GRank: Towards Target-Aware and Streamlined Industrial Retrieval with a Generate-Rank Framework

Industrial-scale recommender systems rely on a cascade pipeline in which the retrieval stage must return a high-recall candidate set from billions of items under tight latency. Existing solutions ei- ther (i) suffer from limited expressiveness in capturing fine-grained user-item interactions, as seen in decoupled dual-tower architectures that rely on separate encoders, or generative models that lack precise target-aware matching capabilities, or (ii) build structured indices (tree, graph, quantization) whose item-centric topologies struggle to incorporate dynamic user preferences and incur prohibitive construction and maintenance costs. We present GRank, a novel structured-index-free retrieval paradigm that seamlessly unifies target-aware learning with user-centric retrieval. Our key innovations include: (1) A target-aware Generator trained to perform personalized candidate generation via GPU-accelerated MIPS, eliminating semantic drift and maintenance costs of structured indexing; (2) A lightweight but powerful Ranker that performs fine-grained, candidate-specific inference on small subsets; (3) An end-to-end multi-task learning framework that ensures semantic consistency between generation and ranking objectives. Extensive experiments on two public benchmarks and a billion-item production corpus demonstrate that GRank improves Recall@500 by over 30% and 1.7$\times$ the P99 QPS of state-of-the-art tree- and graph-based retrievers. GRank has been fully deployed in production in our recommendation platform since Q2 2025, serving 400 million active users with 99.95% service availability. Online A/B tests confirm significant improvements in core engagement metrics, with Total App Usage Time increasing by 0.160% in the main app and 0.165% in the Lite version.

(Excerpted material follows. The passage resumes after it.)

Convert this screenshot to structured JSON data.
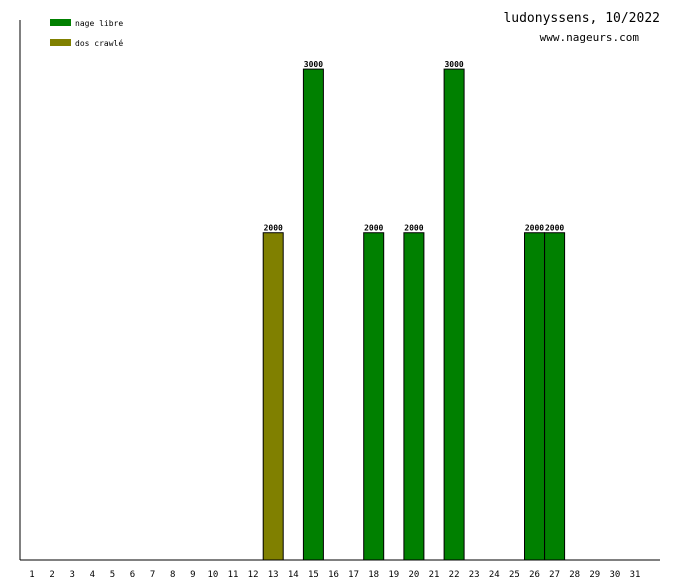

翻译：工业级推荐系统依赖级联管道，其中检索阶段必须在严苛时延约束下从数十亿候选项返回高召回率候选集。现有方案或存在以下局限：(i) 缺乏捕捉细粒度用户-物品交互的表示能力——如依赖独立编码器的解耦双塔架构，或缺乏精确目标感知匹配能力的生成模型；(ii) 构建结构化索引（树、图、量化）时，其以物品为中心的拓扑结构难以融入动态用户偏好，且面临高昂的构建与维护成本。我们提出GRank——一种无需结构化索引的新型检索范式，将目标感知学习与用户中心化检索无缝统一。核心创新包括：(1) 面向目标感知的生成器，通过GPU加速的MIPS实现个性化候选生成，消除语义漂移与结构化索引维护成本；(2) 轻量而强大的排序器，对小规模子集执行细粒度、候选感知的推断；(3) 端到端多任务学习框架，确保生成与排序目标的语义一致性。在两个公开基准与一个十亿级物品生产语料库上的大量实验表明，GRank将Recall@500提升超30%，P99 QPS达到现有最优树/图检索器的1.7倍。自2025年第二季度起，GRank已全面部署于我们的推荐平台生产环境，服务4亿活跃用户并保持99.95%服务可用性。线上A/B测试证实核心参与指标显著提升，主应用与精简版总应用使用时长分别提升0.160%与0.165%。